Finanzielle Anreize für Prävention und die Verzahnung des stationären mit dem ambulanten Bereich sind kaum oder gar nicht vorhanden. Angesichts der Pflegekrise brauchen wir dringend eine Debatte auf Bundesebene darüber, wie wir das Gesundheitssystem neu, stärker vom Menschen her gedacht, aufstellen. Berlin wird seine Stellung mit der Charité und Vivantes als den beiden größten Klinikkonzernen Deutschlands dafür einsetzen.
Die zunehmende Hitze trifft nicht alle Berliner gleich hart. Wie bekommt man sozial gerechte gesundheitliche Prävention in Zeiten des Klimawandels hin?

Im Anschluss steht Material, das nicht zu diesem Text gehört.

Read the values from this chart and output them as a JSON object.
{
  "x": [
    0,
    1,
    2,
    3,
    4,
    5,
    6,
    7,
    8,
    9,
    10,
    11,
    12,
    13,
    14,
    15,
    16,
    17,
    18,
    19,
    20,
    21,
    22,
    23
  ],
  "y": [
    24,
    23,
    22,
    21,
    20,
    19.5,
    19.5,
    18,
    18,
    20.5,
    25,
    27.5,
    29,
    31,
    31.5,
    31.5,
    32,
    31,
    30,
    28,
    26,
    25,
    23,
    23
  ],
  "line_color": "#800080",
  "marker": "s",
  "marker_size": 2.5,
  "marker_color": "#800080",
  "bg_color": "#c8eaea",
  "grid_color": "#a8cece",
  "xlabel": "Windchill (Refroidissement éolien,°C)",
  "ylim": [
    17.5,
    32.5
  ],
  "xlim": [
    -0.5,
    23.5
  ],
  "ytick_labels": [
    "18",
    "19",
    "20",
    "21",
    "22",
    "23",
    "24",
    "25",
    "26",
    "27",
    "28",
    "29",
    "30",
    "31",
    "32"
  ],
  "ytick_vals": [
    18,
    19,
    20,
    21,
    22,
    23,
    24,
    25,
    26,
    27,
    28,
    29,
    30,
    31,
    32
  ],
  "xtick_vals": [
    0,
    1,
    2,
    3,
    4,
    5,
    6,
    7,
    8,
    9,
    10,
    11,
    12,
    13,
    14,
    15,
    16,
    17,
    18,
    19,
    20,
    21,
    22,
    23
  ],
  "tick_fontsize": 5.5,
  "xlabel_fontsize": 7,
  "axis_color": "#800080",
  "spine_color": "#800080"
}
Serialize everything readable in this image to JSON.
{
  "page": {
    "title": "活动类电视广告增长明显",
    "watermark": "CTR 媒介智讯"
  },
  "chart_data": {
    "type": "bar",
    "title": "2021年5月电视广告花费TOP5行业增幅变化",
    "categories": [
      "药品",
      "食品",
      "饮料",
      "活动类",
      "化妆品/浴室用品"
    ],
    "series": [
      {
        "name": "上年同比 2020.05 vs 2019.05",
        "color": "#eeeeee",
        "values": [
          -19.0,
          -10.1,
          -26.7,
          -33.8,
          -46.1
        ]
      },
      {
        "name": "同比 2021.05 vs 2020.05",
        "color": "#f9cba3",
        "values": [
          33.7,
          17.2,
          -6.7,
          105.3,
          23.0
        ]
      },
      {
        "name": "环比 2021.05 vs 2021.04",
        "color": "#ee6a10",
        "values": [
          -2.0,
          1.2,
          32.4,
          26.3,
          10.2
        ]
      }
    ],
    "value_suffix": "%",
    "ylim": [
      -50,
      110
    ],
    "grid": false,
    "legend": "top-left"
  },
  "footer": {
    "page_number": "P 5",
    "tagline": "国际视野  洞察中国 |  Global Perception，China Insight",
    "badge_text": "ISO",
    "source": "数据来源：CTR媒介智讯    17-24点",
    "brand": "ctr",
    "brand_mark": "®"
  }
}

Der Umweltatlas für Berlin zeigt, dass dort, wo die Mieten besonders günstig sind, häufig versiegelte und wenige begrünte Flächen vorherrschen. Die gefühlten Temperaturen sind in diesen Bereichen deutlich höher. Das heißt nichts anderes, als dass Menschen, die nicht viel Geld für Wohnen ausgeben können, in Gebieten mit einem erhöhten gesundheitlichen Risiko leben – durch Hitze, Straßenverkehr und die damit zusammenhängende Feinstaubbelastung. Wir Grünen wollen zum Beispiel die Grünflächen in solchen Gebieten ausweiten.
Wie soll das gehen angesichts einer zunehmenden Verdichtung von Arealen für Wohnungsneubau?
Wir haben einen Grünflächen-Ankauf-Fond aufgestellt und jetzt noch einmal erhöht. Von dem Geld erwerben wir strategisch Brachflächen und machen sie zu Parks. Wir haben 30 Millionen Euro in den Haushalt eingestellt, um Durchgangsverkehr aus bestimmten Kiezen herauszuhalten. Mit Kiezblocks, mehr schattigen Plätzen zum Verweilen im öffentlichen Raum und einer flächendeckenden Versorgung mit Trinkbrunnen wollen wir lebenswerte Kieze für alle schaffen.